Maybe one for gawkrodger - the book anyway:

The Center Has Fallen and There's No Going Back - Phil Neel talks to Paul Mattick

One of the big points in the book is that the unrest we’ve seen over the past decade was largely not taking place in the hinterland, and that’s one reason it was so easily crushed. The areas that saw it bleed into the hinterland more readily also saw the most successful insurrections, which then had to be destroyed in more nefarious ways. But the dynamic was really one in which people who lived in peri-urban proletarian neighborhoods or even rural areas entered into the downtown core in an attempt to draw attention and disrupt the normal flow of the city. During Occupy, for example, I worked in a wholesale food processing facility in one of Seattle’s southern industrial stretches and lived nearby.

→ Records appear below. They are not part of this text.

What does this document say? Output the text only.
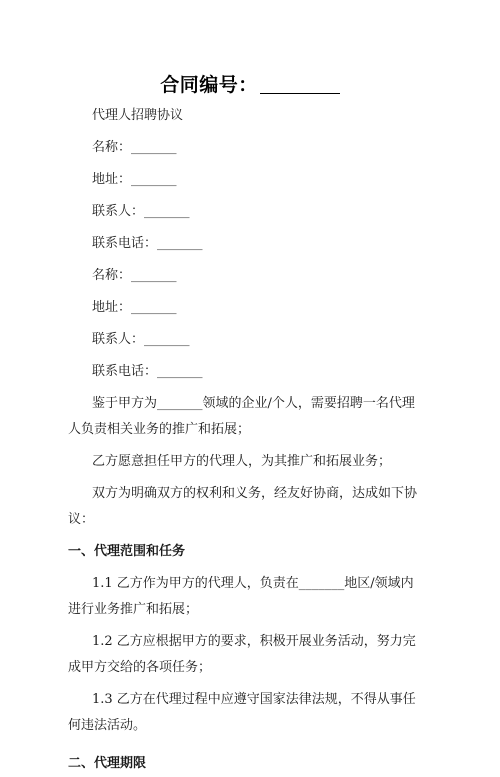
合同编号：
代理人招聘协议
名称：_______
地址：_______
联系人：_______
联系电话：_______
名称：_______
地址：_______
联系人：_______
联系电话：_______

鉴于甲方为_______领域的企业/个人，需要招聘一名代理人负责相关业务的推广和拓展；

乙方愿意担任甲方的代理人，为其推广和拓展业务；

双方为明确双方的权利和义务，经友好协商，达成如下协议：

一、代理范围和任务

1.1 乙方作为甲方的代理人，负责在_______地区/领域内进行业务推广和拓展；

1.2 乙方应根据甲方的要求，积极开展业务活动，努力完成甲方交给的各项任务；

1.3 乙方在代理过程中应遵守国家法律法规，不得从事任何违法活动。

二、代理期限
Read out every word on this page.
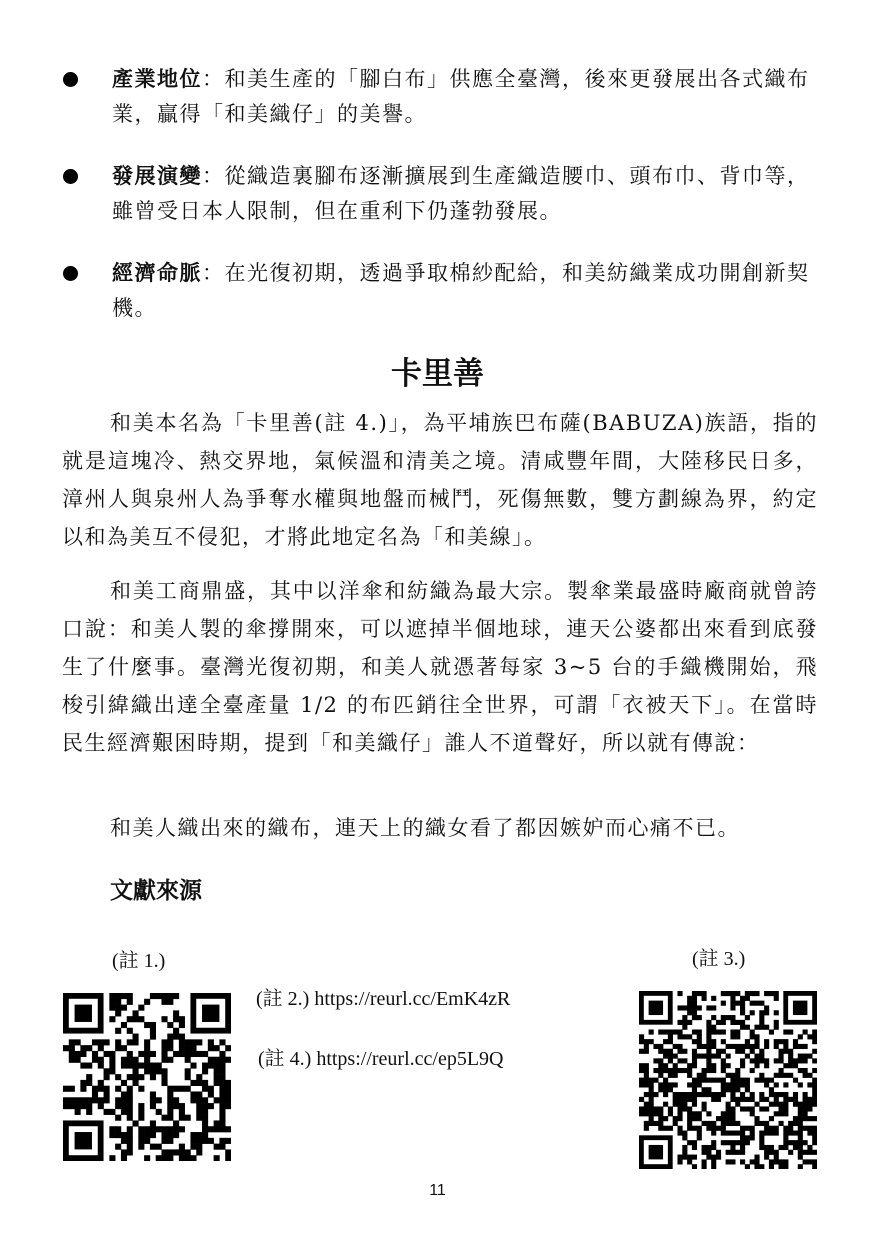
產業地位：和美生產的「腳白布」供應全臺灣，後來更發展出各式織布業，贏得「和美織仔」的美譽。
發展演變：從織造裏腳布逐漸擴展到生產織造腰巾、頭布巾、背巾等，雖曾受日本人限制，但在重利下仍蓬勃發展。
經濟命脈：在光復初期，透過爭取棉紗配給，和美紡織業成功開創新契機。
卡里善
和美本名為「卡里善(註 4.)」，為平埔族巴布薩(BABUZA)族語，指的就是這塊冷、熱交界地，氣候溫和清美之境。清咸豐年間，大陸移民日多，漳州人與泉州人為爭奪水權與地盤而械鬥，死傷無數，雙方劃線為界，約定以和為美互不侵犯，才將此地定名為「和美線」。
和美工商鼎盛，其中以洋傘和紡織為最大宗。製傘業最盛時廠商就曾誇口說：和美人製的傘撐開來，可以遮掉半個地球，連天公婆都出來看到底發生了什麼事。臺灣光復初期，和美人就憑著每家 3~5 台的手織機開始，飛梭引緯織出達全臺產量 1/2 的布匹銷往全世界，可謂「衣被天下」。在當時民生經濟艱困時期，提到「和美織仔」誰人不道聲好，所以就有傳說：
和美人織出來的織布，連天上的織女看了都因嫉妒而心痛不已。
文獻來源
(註 1.)	(註 3.)
(註 2.) https://reurl.cc/EmK4zR
(註 4.) https://reurl.cc/ep5L9Q
11
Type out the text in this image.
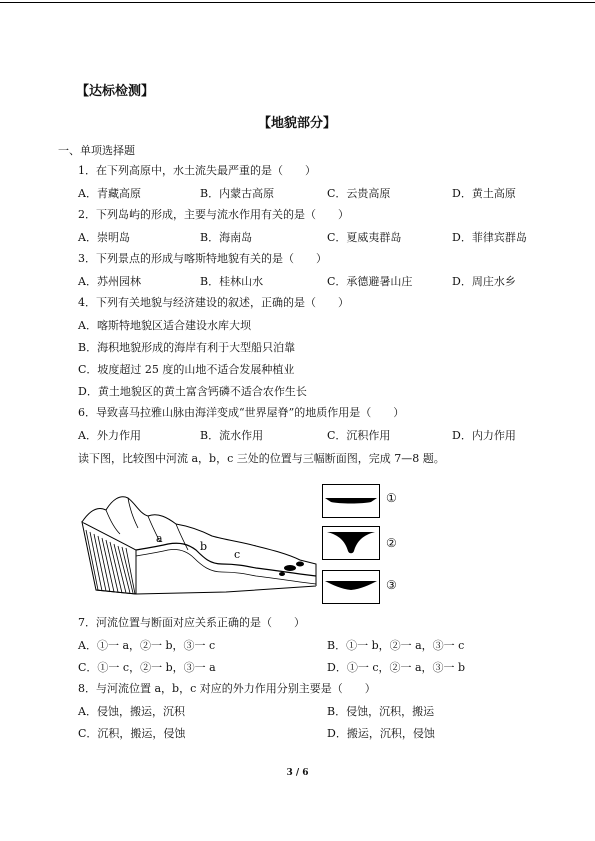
【达标检测】
【地貌部分】
一、单项选择题
1．在下列高原中，水土流失最严重的是（　　）
A．青藏高原	B．内蒙古高原	C．云贵高原	D．黄土高原
2．下列岛屿的形成，主要与流水作用有关的是（　　）
A．崇明岛	B．海南岛	C．夏威夷群岛	D．菲律宾群岛
3．下列景点的形成与喀斯特地貌有关的是（　　）
A．苏州园林	B．桂林山水	C．承德避暑山庄	D．周庄水乡
4．下列有关地貌与经济建设的叙述，正确的是（　　）
A．喀斯特地貌区适合建设水库大坝
B．海积地貌形成的海岸有利于大型船只泊靠
C．坡度超过 25 度的山地不适合发展种植业
D．黄土地貌区的黄土富含钙磷不适合农作生长
6．导致喜马拉雅山脉由海洋变成“世界屋脊”的地质作用是（　　）
A．外力作用	B．流水作用	C．沉积作用	D．内力作用
读下图，比较图中河流 a，b，c 三处的位置与三幅断面图，完成 7—8 题。
a
b
c
①
②
③
7．河流位置与断面对应关系正确的是（　　）
A．①一 a，②一 b，③一 c	B．①一 b，②一 a，③一 c
C．①一 c，②一 b，③一 a	D．①一 c，②一 a，③一 b
8．与河流位置 a，b，c 对应的外力作用分别主要是（　　）
A．侵蚀，搬运，沉积	B．侵蚀，沉积，搬运
C．沉积，搬运，侵蚀	D．搬运，沉积，侵蚀
3 / 6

In the evenings I would take the train downtown in order to join the protests. The irony here is that the real ability to “shut things down” lay not in the city’s public square, but precisely in the neighborhoods that I lived and worked in. Meanwhile, the downtown cores of almost every major city are literally built with counterinsurgency in mind. So one of the real problems we see is this persistent inability of unrest to take place within the hinterland, because politics is so often seen as being about visibility, or “raising awareness.” Since so much of the hinterland is invisible, it’s just not attractive for these purposes. But when we shift the emphasis from visibility to questions of power, it’s clear that the near hinterland is of central importance.

Cheers, just ordered the book on the strength of that.
 
The wiki entry on the VAPS movement of interwar Estonia. While part of the general fascist trend of that period, VAPS combined an apparent (this may be wiki being misleading of course) aversion to anti-semitism with some use of liberal institutions.

Vaps Movement - Wikipedia

That use of such institutions immediately made me think of Bolsanaro in Brazil, and other similar cases. So I think this might be of relevance to current threats.